In one hand he clutched a faded purple cord tied into a loop. It was exactly the right length for cat’s cradle, and it was the only item in the casket that didn’t look expensively contrived.
Jedao paused playback. “They got medics in there,” he said, almost in a normal voice, “but the boy—the whole whatever-it-is—went into cardiac arrest or the equivalent. They shoved him into a jury-rigged sleeper unit, but I don’t think there’s any hope.”
Khiruev had vaguely assumed that Jedao was one of those people who disliked children since she’d never heard any mention in the histories that Jedao had fathered any. The shadow of anguish in Jedao’s eyes made her reconsider.
Jedao was looking into the distance. “Tell me, General, what the fuck are we fighting? What’s so wrong with the Hafn calendar that this is their best way of making masses of scouts?”
“If they’re like us,” Khiruev said, “they’re locked into their existing calendar for exotic technologies they can’t bear to give up, and that means they’re stuck with some bloody awful options in other areas.”
“Tell me you didn’t know about this,” Jedao said.
“I didn’t know about this,” Khiruev said. “It must be a new development permitting this invasion, or an old one they were hiding from us as a trump card. But it wouldn’t have made a difference. We’re Kel. We fight where we’re told. I understood that you already wanted to fight the Hafn.”
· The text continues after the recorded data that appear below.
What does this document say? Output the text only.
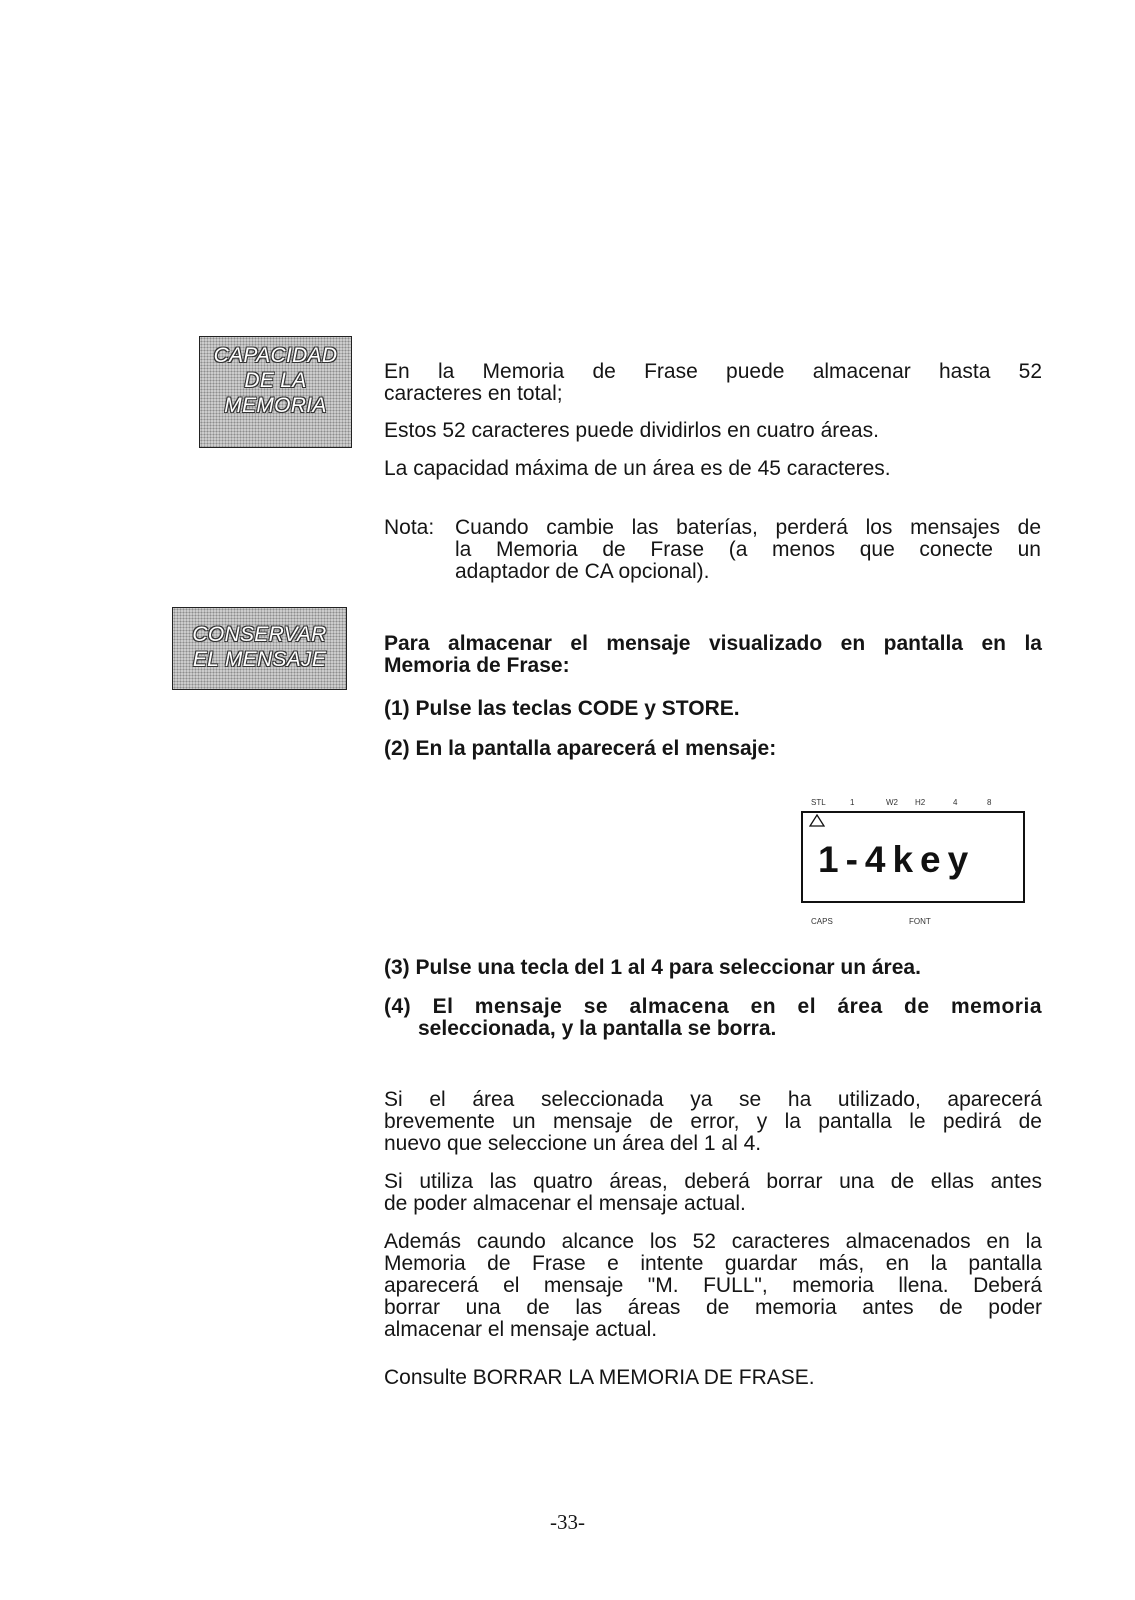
CAPACIDAD
DE LA
MEMORIA

En la Memoria de Frase puede almacenar hasta 52

caracteres en total;

Estos 52 caracteres puede dividirlos en cuatro áreas.

La capacidad máxima de un área es de 45 caracteres.

Nota: Cuando cambie las baterías, perderá los mensajes de

la Memoria de Frase (a menos que conecte un

adaptador de CA opcional).

CONSERVAR
EL MENSAJE

Para almacenar el mensaje visualizado en pantalla en la

Memoria de Frase:

(1) Pulse las teclas CODE y STORE.

(2) En la pantalla aparecerá el mensaje:

STL	1	W2 H2	4	8
1-4key
CAPS	FONT

(3) Pulse una tecla del 1 al 4 para seleccionar un área.

(4) El mensaje se almacena en el área de memoria

seleccionada, y la pantalla se borra.

Si el área seleccionada ya se ha utilizado, aparecerá

brevemente un mensaje de error, y la pantalla le pedirá de

nuevo que seleccione un área del 1 al 4.

Si utiliza las quatro áreas, deberá borrar una de ellas antes

de poder almacenar el mensaje actual.

Además caundo alcance los 52 caracteres almacenados en la

Memoria de Frase e intente guardar más, en la pantalla

aparecerá el mensaje "M. FULL", memoria llena. Deberá

borrar una de las áreas de memoria antes de poder

almacenar el mensaje actual.

Consulte BORRAR LA MEMORIA DE FRASE.

-33-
Jedao turned the video off. “Khiruev—”
The sudden use of her name made her wary.
“—if I ever think it’s all right to do that to someone, shoot me. I don’t care how rational I make it sound. I have a history of sounding very rational, and we all know where that ends.”
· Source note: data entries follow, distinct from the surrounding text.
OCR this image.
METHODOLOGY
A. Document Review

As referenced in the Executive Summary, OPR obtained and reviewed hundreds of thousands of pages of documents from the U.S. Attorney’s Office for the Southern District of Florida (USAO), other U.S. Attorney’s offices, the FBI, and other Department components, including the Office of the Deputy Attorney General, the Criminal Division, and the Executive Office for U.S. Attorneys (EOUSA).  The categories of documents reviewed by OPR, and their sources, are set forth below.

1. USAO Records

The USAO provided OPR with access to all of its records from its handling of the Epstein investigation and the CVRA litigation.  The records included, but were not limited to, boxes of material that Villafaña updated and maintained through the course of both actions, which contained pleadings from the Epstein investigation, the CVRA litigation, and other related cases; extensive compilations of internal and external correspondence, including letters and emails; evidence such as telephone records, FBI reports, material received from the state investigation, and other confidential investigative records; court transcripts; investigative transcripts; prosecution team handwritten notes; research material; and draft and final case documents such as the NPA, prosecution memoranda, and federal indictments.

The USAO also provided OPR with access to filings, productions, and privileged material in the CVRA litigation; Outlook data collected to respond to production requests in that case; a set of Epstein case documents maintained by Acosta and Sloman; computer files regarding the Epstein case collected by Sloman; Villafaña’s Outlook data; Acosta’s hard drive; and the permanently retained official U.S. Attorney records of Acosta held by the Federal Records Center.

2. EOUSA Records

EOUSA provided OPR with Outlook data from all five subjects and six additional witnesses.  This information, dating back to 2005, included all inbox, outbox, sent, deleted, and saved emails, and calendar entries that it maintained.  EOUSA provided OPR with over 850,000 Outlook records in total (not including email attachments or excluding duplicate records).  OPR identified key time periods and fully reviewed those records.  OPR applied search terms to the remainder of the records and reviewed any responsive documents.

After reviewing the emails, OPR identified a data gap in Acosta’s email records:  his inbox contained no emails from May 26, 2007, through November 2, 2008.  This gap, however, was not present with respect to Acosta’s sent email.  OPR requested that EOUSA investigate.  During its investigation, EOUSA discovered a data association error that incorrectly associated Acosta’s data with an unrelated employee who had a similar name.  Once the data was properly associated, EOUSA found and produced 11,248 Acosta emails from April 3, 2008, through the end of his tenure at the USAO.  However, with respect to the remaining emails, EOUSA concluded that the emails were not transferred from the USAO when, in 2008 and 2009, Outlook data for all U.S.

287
Astonishing: Jedao sounded sincere. “I hope the boy’s death was quick, sir,” Khiruev said.
“Someday I would like to live in a world where people can aspire to something better than caskets and being sewn up with birds and quick deaths.”
“If you want to fight for that, the swarm is yours.”
“I’d say that I’ll try not to abuse the privilege,” Jedao said, “but we’re past that point.”
Khiruev stood with him after that, wondering when she had started to see Jedao as a human being and not a death sentence.
CHAPTER SIX
TWENTY-TWO DAYS LATER, after the third flock of Hafn outriders, everyone figured out that they weren’t just geese, as Jedao insisted on calling them. They were expendable geese. The Hafn had scattered them strategically in the region surrounding the Fortress of Spinshot Coins, specifically screening the approaches where the high calendar’s terrain gradient was strongest. The numbers were staggering. Jedao ordered more of them retrieved. There were more caskets, which came in different flavors. The children in each set had their own sewn-up symbionts, everything from vines to mosses, scorpions to pale salamanders. No one knew what the variation symbolized.
The most troubling aspect, beyond the caskets’ contents, was the matter of logistics. Engineering was banging their heads against the problem of the outriders’ propulsion systems. As far as anyone could tell, they only possessed invariant drives, suitable solely for in-system maneuvering. This implied that they had been launched from some sort of carrier. Yet as far as the Kel could determine, the Hafn swarm didn’t possess nearly the capacity for this many geese—and who knew how many more in reserve—unless they had developed a form of variable layout an order of magnitude better than what the hexarchate employed.
Khiruev recommended leaving most of the flocks intact. “Kel Command would want them cleared,” she said to Jedao as they reviewed the scoutmoths’ latest updates from the command center, “but you are in the enviable position of not having to care what Kel Command wants.”
“Well, that’s not true,” Jedao said, “since Kel Command understandably wants my head on a pointy stick. But yes. How would you like to fuck up the Hafn, General?”